I pressed my cheek against the top of her head, wanting to absorb her frustration. Carlene began making another sound—something low and plaintive. “I’m sorry,” she cried, squeezing my arm, “because then I thought what does it matter? I went to college, waited till marriage for sex, had faith and look where I am. I wish life were a game. It would make sense of the non-sense.”
“Ssh,” I said. Her tone prickled me, felt like an indictment. It’s the same reaction I had when she put away the pictures of Pamela.
“No. I won’t ‘Ssh.’ If I were a pink peg, I wouldn’t have to worry about loss or cows or old houses or thighs. I’d just move along a prescribed course expecting the unexpected, knowing none of it really mattered.”
Then she went limp again and actual tears soaked into my sleeve. “I wonder if God is? Or should I be looking for something else?”
“You’re focusing on a miserable sliver of life you don’t understand.” My voice carried my own pent-up disappointments. “How many times have we seen evidence of Him? In how many situations do we see His hand?
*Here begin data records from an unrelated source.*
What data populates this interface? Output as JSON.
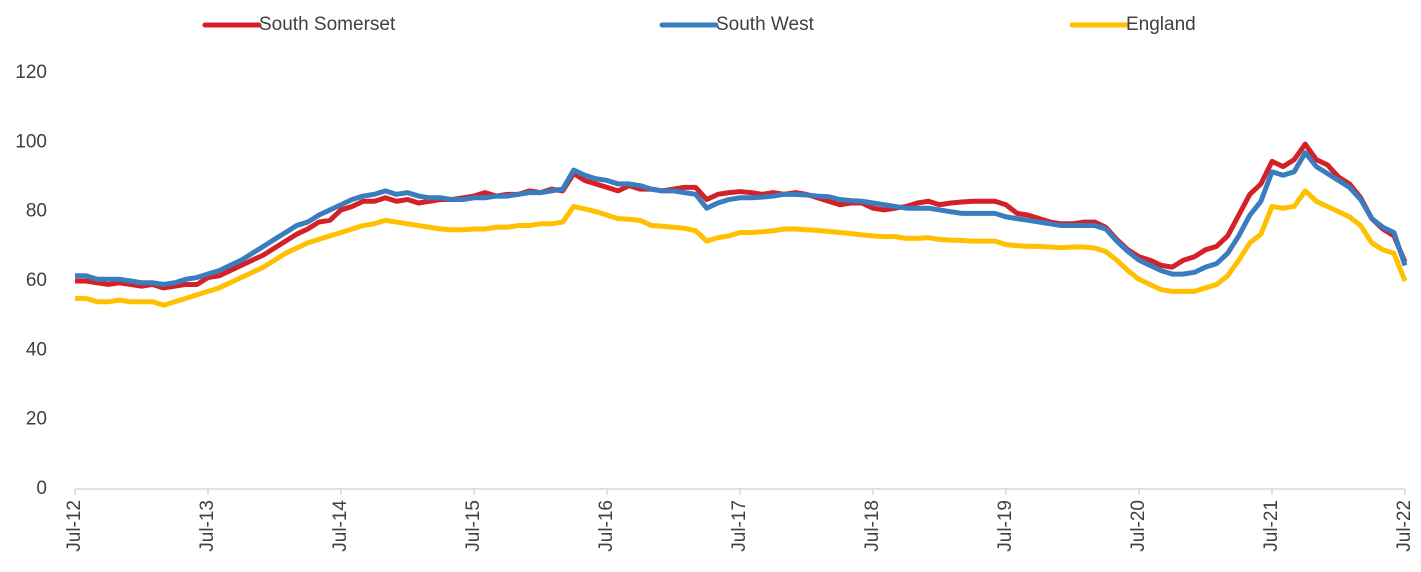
{
  "chart_data": {
    "type": "line",
    "categories": [
      "Jul-12",
      null,
      null,
      null,
      null,
      null,
      null,
      null,
      null,
      null,
      null,
      null,
      "Jul-13",
      null,
      null,
      null,
      null,
      null,
      null,
      null,
      null,
      null,
      null,
      null,
      "Jul-14",
      null,
      null,
      null,
      null,
      null,
      null,
      null,
      null,
      null,
      null,
      null,
      "Jul-15",
      null,
      null,
      null,
      null,
      null,
      null,
      null,
      null,
      null,
      null,
      null,
      "Jul-16",
      null,
      null,
      null,
      null,
      null,
      null,
      null,
      null,
      null,
      null,
      null,
      "Jul-17",
      null,
      null,
      null,
      null,
      null,
      null,
      null,
      null,
      null,
      null,
      null,
      "Jul-18",
      null,
      null,
      null,
      null,
      null,
      null,
      null,
      null,
      null,
      null,
      null,
      "Jul-19",
      null,
      null,
      null,
      null,
      null,
      null,
      null,
      null,
      null,
      null,
      null,
      "Jul-20",
      null,
      null,
      null,
      null,
      null,
      null,
      null,
      null,
      null,
      null,
      null,
      "Jul-21",
      null,
      null,
      null,
      null,
      null,
      null,
      null,
      null,
      null,
      null,
      null,
      "Jul-22"
    ],
    "series": [
      {
        "name": "South Somerset",
        "color": "#d42027",
        "values": [
          60,
          60,
          59.5,
          59,
          59.5,
          59,
          58.5,
          59,
          58,
          58.5,
          59,
          59,
          61,
          61.5,
          63,
          64.5,
          66,
          67.5,
          69.5,
          71.5,
          73.5,
          75,
          77,
          77.5,
          80.5,
          81.5,
          83,
          83,
          84,
          83,
          83.5,
          82.5,
          83,
          83.5,
          83.5,
          84,
          84.5,
          85.5,
          84.5,
          85,
          85,
          86,
          85.5,
          86.5,
          86,
          91,
          89,
          88,
          87,
          86,
          87.5,
          86.5,
          86.5,
          86,
          86.5,
          87,
          87,
          83.5,
          85,
          85.5,
          85.8,
          85.5,
          85,
          85.5,
          85,
          85.5,
          85,
          84,
          83,
          82,
          82.5,
          82.5,
          81,
          80.5,
          81,
          81.5,
          82.5,
          83,
          82,
          82.5,
          82.8,
          83,
          83,
          83,
          82,
          79.5,
          79,
          78,
          77,
          76.5,
          76.5,
          77,
          77,
          75.5,
          72,
          69,
          67,
          66,
          64.5,
          64,
          66,
          67,
          69,
          70,
          73,
          79,
          85,
          88,
          94.5,
          93,
          95,
          99.5,
          95,
          93.5,
          90,
          88,
          84,
          78,
          75,
          73,
          65.5
        ]
      },
      {
        "name": "South West",
        "color": "#3a7dbf",
        "values": [
          61.5,
          61.5,
          60.5,
          60.5,
          60.5,
          60,
          59.5,
          59.5,
          59,
          59.5,
          60.5,
          61,
          62,
          63,
          64.5,
          66,
          68,
          70,
          72,
          74,
          76,
          77,
          79,
          80.5,
          82,
          83.5,
          84.5,
          85,
          86,
          85,
          85.5,
          84.5,
          84,
          84,
          83.5,
          83.5,
          84,
          84,
          84.5,
          84.5,
          85,
          85.5,
          85.5,
          86,
          86.5,
          92,
          90.5,
          89.5,
          89,
          88,
          88,
          87.5,
          86.5,
          86,
          86,
          85.5,
          85,
          81,
          82.5,
          83.5,
          84,
          84,
          84.2,
          84.5,
          85,
          85,
          84.8,
          84.5,
          84.3,
          83.5,
          83.2,
          83,
          82.5,
          82,
          81.5,
          81,
          81,
          81,
          80.5,
          80,
          79.5,
          79.5,
          79.5,
          79.5,
          78.5,
          78,
          77.5,
          77,
          76.5,
          76,
          76,
          76,
          76,
          75,
          71.5,
          68.5,
          66,
          64.5,
          63,
          62,
          62,
          62.5,
          64,
          65,
          68,
          73,
          79,
          83,
          91.5,
          90.5,
          91.5,
          97,
          93,
          91,
          89,
          87,
          83.5,
          78,
          75.5,
          74,
          64.5
        ]
      },
      {
        "name": "England",
        "color": "#ffc000",
        "values": [
          55,
          55,
          54,
          54,
          54.5,
          54,
          54,
          54,
          53,
          54,
          55,
          56,
          57,
          58,
          59.5,
          61,
          62.5,
          64,
          66,
          68,
          69.5,
          71,
          72,
          73,
          74,
          75,
          76,
          76.5,
          77.5,
          77,
          76.5,
          76,
          75.5,
          75,
          74.8,
          74.8,
          75,
          75,
          75.5,
          75.5,
          76,
          76,
          76.5,
          76.5,
          77,
          81.5,
          80.8,
          80,
          79,
          78,
          77.8,
          77.5,
          76,
          75.8,
          75.5,
          75.2,
          74.5,
          71.5,
          72.5,
          73,
          74,
          74,
          74.2,
          74.5,
          75,
          75,
          74.8,
          74.6,
          74.3,
          74,
          73.7,
          73.3,
          73,
          72.8,
          72.8,
          72.3,
          72.3,
          72.5,
          72,
          71.8,
          71.7,
          71.5,
          71.5,
          71.5,
          70.5,
          70.2,
          70,
          70,
          69.8,
          69.6,
          69.8,
          69.8,
          69.5,
          68.5,
          66,
          63,
          60.5,
          59,
          57.5,
          57,
          57,
          57,
          58,
          59,
          61.5,
          66,
          71,
          73.5,
          81.5,
          81,
          81.5,
          86,
          83,
          81.5,
          80,
          78.5,
          76,
          71,
          69,
          68,
          60
        ]
      }
    ],
    "ylim": [
      0,
      120
    ],
    "yticks": [
      0,
      20,
      40,
      60,
      80,
      100,
      120
    ],
    "grid": false
  }
}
Your words are trying to erase all that, when instead, what we need is an *Ebenezer to remind us.”
I pushed my legs out from underneath me and we scootched back against the couch, wrapped together with only the ticking of the mantel clock marking time. Shortly after seven clangs, Carlene stretched to her side walking her fingers in the carpet toward a green token.
She didn’t say anything and I never asked about it, but when I returned from my parents’ house, I noticed the green car parked at the center of the kitchen windowsill. It was filled with a husband, a wife and four children. There it stands to this day.
*Ebenezers: Monuments erected by Israelites to remind them of times when God’s hand saw them through.